Brown two got off to a great start for me. I had a horrible sickness early on which kept me out for two or three months. I’m pretty sure I had pneumonia but managed to get over it by myself. About a month after that I was at a tournament and the day before it started I violently sprained my ankle. It was so bad that it kept me out for almost two months. Not a great start. By June it was Kristina’s time to test for red belt. The first in the dojo. Her performance that day raised the bar of testing. It was an unbelievable display of skill. She looked like she wasn’t even trying. At one point during random self defense I was being a little pill and wouldn’t let her take me down. Being around 11-12 inches taller and outweighing her by around 70 lbs, I figured she wouldn’t be able to take me down that hard. Wrong. She threw me over her so hard that it knocked the wind out of me longer then it’s ever gone out for. It was a solid 10-15 seconds before I could breathe properly. Even though my back was killing me I couldn’t help but smile about how awesome that was. She passed with flying colors and was the first and only red belt in the dojo. A few months later it was Dylan, my little brother from another mother, Wendie, my second mother, and Devon, the kid who just scares me. Ben, another brother, and Gabi were also testing for brown two. Another rock solid performance by all of them.
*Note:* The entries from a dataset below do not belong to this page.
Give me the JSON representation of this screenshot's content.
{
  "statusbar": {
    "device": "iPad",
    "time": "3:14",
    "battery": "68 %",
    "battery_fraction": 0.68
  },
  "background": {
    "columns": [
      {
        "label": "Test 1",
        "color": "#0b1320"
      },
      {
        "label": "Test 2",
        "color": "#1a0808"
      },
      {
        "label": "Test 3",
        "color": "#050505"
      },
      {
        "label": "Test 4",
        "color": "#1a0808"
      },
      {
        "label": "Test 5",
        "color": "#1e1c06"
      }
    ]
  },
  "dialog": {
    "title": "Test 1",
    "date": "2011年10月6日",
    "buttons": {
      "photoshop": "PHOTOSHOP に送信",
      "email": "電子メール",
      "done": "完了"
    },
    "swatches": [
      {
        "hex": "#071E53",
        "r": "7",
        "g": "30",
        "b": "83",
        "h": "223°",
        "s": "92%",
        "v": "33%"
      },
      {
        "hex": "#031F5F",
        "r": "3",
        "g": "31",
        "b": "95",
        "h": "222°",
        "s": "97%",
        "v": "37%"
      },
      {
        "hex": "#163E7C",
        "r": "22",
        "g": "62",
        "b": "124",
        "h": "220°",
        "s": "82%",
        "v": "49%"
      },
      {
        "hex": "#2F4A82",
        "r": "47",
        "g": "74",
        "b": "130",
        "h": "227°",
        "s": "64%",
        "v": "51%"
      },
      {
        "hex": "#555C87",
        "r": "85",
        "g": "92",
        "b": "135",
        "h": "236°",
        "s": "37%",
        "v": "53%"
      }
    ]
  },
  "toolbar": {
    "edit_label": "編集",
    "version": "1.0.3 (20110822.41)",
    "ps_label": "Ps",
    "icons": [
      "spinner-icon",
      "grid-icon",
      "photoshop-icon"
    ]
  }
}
I remember how impressed I was, with Devon especially. Devon was always a kid who was fairly short, didn’t look too physically imposing, and sure didn’t act like it. That changed for that test. The look he had in his eye was just frightening and he still has that look all the time. Like he’s looking straight into your soul. During sparring I hit him with a roundhouse kick dead in the face, gave him a bloody nose instantly. He didn’t change his expression, didn’t even flinch. That impressed me, a lot.

 

I thought those tests were worth mentioning, because they are a lot of what motivated me for this test. Also, Dylan being in front of me in line. Not cool. But it was well earned D. When the training gets rough I think about their tests and how I want to perform like them. How I will perform like them. And hopefully I did perform like them today.

 

My Karate journey has been a rough one, a long one, full of surprises and new challenges to attack. And that’s exactly why I love it. I can honestly say with all my heart that joining this dojo was the best thing that’s ever happened to me. I have learned so much from my experiences here. Deeper then just Karate. This dojo isn’t just a Karate school to me. I don’t come to class to just learn how to improve my sidekicks or to learn a new kata. I come to learn about life and all the lessons that it offers. The lessons that this dojo have taught me will live with me forever. My Sensei and his wife have been the most influential people in my life outside of my family and I hope I can grow up to be half the man my Sensei is.
 

I know now, with no doubt in my mind, that someday after coming down from the mountain, bruised and bloody, I will have my black belt that’s in that glass case put around my waist. And I hope I can be a black belt, and a person, that will make my Sensei Brian and my Sensei Stuart proud.